Terungkap! Ini Tantangan Baru Perusahaan Indonesia di Era AI

Sedang Trending 2 minggu yang lalu

 Terungkap! Ini Tantangan Baru Perusahaan Indonesia di Era AI

Terungkap! Ini Tantangan Baru Perusahaan Indonesia di Era AI (Foto: Freepik)

JAKARTA - Transformasi digital di Indonesia memasuki fase nan semakin matang.
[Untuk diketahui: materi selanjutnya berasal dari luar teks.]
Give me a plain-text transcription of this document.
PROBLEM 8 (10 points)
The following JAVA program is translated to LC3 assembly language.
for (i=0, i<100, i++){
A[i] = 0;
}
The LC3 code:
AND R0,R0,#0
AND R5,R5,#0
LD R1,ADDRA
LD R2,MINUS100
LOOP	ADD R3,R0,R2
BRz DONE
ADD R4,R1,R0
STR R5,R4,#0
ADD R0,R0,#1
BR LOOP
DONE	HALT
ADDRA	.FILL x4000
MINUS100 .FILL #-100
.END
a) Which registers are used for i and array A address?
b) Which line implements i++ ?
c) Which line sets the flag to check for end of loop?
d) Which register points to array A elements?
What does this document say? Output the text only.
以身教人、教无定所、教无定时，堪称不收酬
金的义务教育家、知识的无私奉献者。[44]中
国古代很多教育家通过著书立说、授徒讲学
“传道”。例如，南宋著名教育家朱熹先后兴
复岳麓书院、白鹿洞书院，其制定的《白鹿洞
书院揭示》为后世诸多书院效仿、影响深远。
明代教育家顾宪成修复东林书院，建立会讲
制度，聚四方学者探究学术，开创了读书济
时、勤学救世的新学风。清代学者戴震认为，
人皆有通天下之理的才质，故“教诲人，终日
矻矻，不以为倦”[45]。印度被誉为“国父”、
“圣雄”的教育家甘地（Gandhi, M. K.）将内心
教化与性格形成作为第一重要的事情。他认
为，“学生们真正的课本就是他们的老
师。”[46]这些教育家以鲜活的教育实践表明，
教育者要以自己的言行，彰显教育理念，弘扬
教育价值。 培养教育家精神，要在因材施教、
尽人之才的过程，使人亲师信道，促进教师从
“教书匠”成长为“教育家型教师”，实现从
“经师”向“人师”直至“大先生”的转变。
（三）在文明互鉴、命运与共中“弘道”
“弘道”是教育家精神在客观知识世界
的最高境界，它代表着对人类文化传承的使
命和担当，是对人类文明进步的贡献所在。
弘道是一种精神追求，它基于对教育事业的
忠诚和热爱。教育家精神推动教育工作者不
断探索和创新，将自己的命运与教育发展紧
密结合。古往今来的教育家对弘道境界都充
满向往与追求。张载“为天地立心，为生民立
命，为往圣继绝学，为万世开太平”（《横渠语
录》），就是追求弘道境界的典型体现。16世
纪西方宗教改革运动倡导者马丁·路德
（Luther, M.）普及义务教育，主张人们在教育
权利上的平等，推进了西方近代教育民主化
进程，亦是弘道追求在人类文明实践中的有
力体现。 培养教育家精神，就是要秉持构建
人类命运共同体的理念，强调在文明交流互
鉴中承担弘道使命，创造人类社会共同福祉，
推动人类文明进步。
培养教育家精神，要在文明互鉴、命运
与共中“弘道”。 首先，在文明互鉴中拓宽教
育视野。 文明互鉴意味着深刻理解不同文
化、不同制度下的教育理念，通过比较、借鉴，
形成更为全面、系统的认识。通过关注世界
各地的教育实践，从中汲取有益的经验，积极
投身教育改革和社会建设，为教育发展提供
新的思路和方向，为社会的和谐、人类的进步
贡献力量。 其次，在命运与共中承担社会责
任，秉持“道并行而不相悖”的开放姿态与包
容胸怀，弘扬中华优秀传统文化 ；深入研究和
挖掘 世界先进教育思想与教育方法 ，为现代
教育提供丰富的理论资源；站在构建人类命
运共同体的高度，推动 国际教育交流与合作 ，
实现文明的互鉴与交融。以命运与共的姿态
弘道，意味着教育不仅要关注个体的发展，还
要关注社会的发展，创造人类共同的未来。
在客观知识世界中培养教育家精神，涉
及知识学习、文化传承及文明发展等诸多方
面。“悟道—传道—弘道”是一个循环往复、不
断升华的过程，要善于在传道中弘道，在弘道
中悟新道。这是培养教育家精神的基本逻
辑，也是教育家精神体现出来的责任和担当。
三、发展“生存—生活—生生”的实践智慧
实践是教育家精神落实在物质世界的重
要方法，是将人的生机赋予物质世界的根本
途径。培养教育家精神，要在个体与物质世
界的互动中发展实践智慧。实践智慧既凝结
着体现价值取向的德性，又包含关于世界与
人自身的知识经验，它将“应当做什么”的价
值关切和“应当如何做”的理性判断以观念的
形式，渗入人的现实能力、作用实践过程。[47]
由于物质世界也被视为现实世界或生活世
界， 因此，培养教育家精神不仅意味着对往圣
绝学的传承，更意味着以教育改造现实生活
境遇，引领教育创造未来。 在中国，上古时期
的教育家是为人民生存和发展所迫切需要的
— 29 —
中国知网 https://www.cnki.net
Berbagai perusahaan di beragam sektor terus berinvestasi pada kepintaran buatan (AI) dan memperluas prasarana digital. 

Namun, di kembali percepatan tersebut muncul tantangan baru: perusahaan mempunyai lebih banyak info dibandingkan sebelumnya, tetapi semakin susah memahami apa nan sebenarnya terjadi di lingkungan IT mereka secara real time.

Persoalannya bukan lagi kurangnya teknologi alias infrastruktur. Sistem nan semakin kompleks menghasilkan telemetri, log, alert, dan beragam sinyal operasional dalam jumlah besar. Ketika kejadian terjadi, tim IT sering kali memerlukan waktu untuk menghubungkan info tersebut agar dapat menemukan akar penyebab masalah.

Kondisi ini dikenal sebagai operational blind spots alias kesenjangan visibilitas dalam operasional IT. Di era AI, persoalan tersebut tidak lagi sekadar menjadi tantangan teknis, tetapi mulai memengaruhi kecepatan pengambilan keputusan, ketahanan operasional, dan pengalaman pelanggan.

"Banyak organisasi mengira tantangan terbesar mereka adalah kompleksitas. Padahal, nan kami temui di lapangan justru adalah kurangnya visibilitas terhadap keseluruhan lingkungan IT," ujar Technical Manager ManageEngine Indonesia Hanief Bastian dalam keterangannya, Jakarta, Senin (3/8/2026).

Dia menambahkan, ketika sebuah kejadian terjadi, persoalannya bukan lantaran perusahaan kekurangan data. Tantangannya adalah waktu nan dibutuhkan untuk menghubungkan beragam info nan tersebar sebelum tim betul-betul memahami apa nan sedang terjadi. 

"Sering kali, ketika jawabannya sudah ditemukan, dampaknya sudah telanjur meluas. Karena itu, mengurangi decision latency menjadi semakin penting, terutama ketika upaya semakin berjuntai pada AI dan operasional real time," ujarnya.

Menurut Hanief, investasi AI tidak dapat berdiri sendiri. Organisasi juga perlu memastikan fondasi operasional IT mempunyai tingkat visibilitas nan memadai agar setiap keputusan didasarkan pada info nan utuh, bukan potongan info nan tersebar di beragam sistem.